Read on in the full article.
Hmm, interesting. The weirdest results are where apps work on some of the Samsungs but not all of them, it doesn't make much sense.
Another interesting point is the amount of Nokia-only stuff on S60, you don't notice it until you try to move to a non-Nokia S60 device. Will Samsung step in and fill this gap with their own equivalent Samsung-only apps? Or will they be lazy and just buy licences from Nokia?
This issue is the one thing stopping me from going out and buying an i8510/INNOV8; will all of my software work on it?
I have an upgrade due right about now from my current N95-1. The i8510 seems perfect (and perfect timing), but i'll have to wait for some fairly detailed reviews before taking the plunge, to find out what will and won't work.

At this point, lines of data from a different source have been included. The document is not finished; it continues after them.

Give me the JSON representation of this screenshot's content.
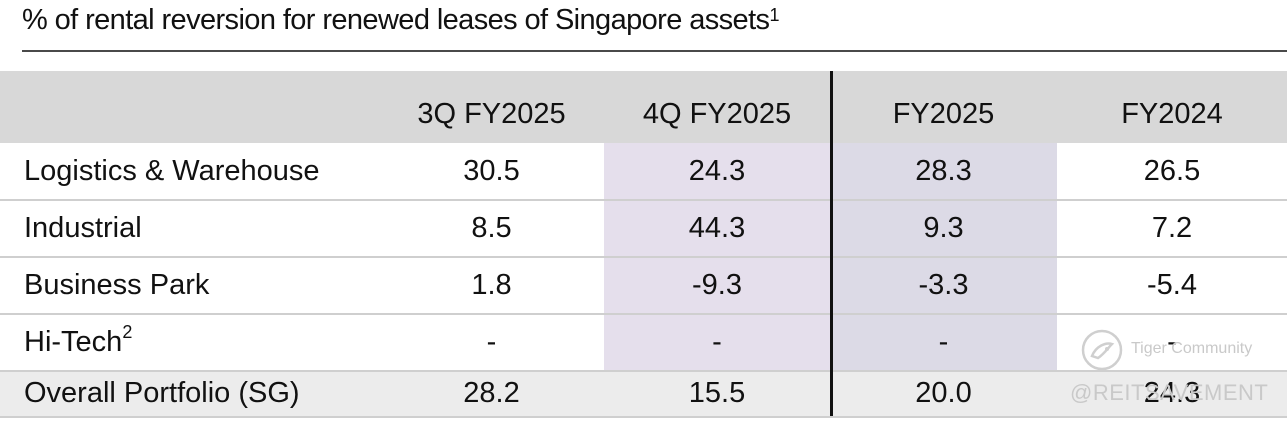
{
  "chart_data": {
    "type": "table",
    "title": "% of rental reversion for renewed leases of Singapore assets",
    "title_footnote": "1",
    "columns": [
      "",
      "3Q FY2025",
      "4Q FY2025",
      "FY2025",
      "FY2024"
    ],
    "rows": [
      {
        "label": "Logistics & Warehouse",
        "footnote": "",
        "values": [
          "30.5",
          "24.3",
          "28.3",
          "26.5"
        ]
      },
      {
        "label": "Industrial",
        "footnote": "",
        "values": [
          "8.5",
          "44.3",
          "9.3",
          "7.2"
        ]
      },
      {
        "label": "Business Park",
        "footnote": "",
        "values": [
          "1.8",
          "-9.3",
          "-3.3",
          "-5.4"
        ]
      },
      {
        "label": "Hi-Tech",
        "footnote": "2",
        "values": [
          "-",
          "-",
          "-",
          "-"
        ]
      },
      {
        "label": "Overall Portfolio (SG)",
        "footnote": "",
        "values": [
          "28.2",
          "15.5",
          "20.0",
          "24.3"
        ]
      }
    ]
  },
  "colors": {
    "header_bg": "#d8d8d8",
    "total_row_bg": "#ececec",
    "highlight_4q": "#e5dfec",
    "highlight_fy2025": "#dcdae6",
    "grid_line": "#cfcfcf",
    "divider": "#111111"
  },
  "watermark": {
    "name": "Tiger Community",
    "handle": "@REITSAVEMENT"
  }
}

Stuff that is of interest to me: -
Nokia conversation (little chance, I guess)
Nokia podcasting (ditto)
Slingplayer mobile
Device search
TomTom (and GPSD :redface😊, although if R66 is bundled with the phone this is not such an issue.
Python
Convertor / other "util" apps - are they provided?
Live Messenger
Google/Yahoo search - if there is no pencil key then i'm guessing these won't work
What about a PC suite equivilent - will we be able to sync/backup contacts/calender, and even install applications from a PC in the same way?
On a more shadowy note: will the latest s60 hacks work, and would they get around any of the certificate issues in installing any of the above?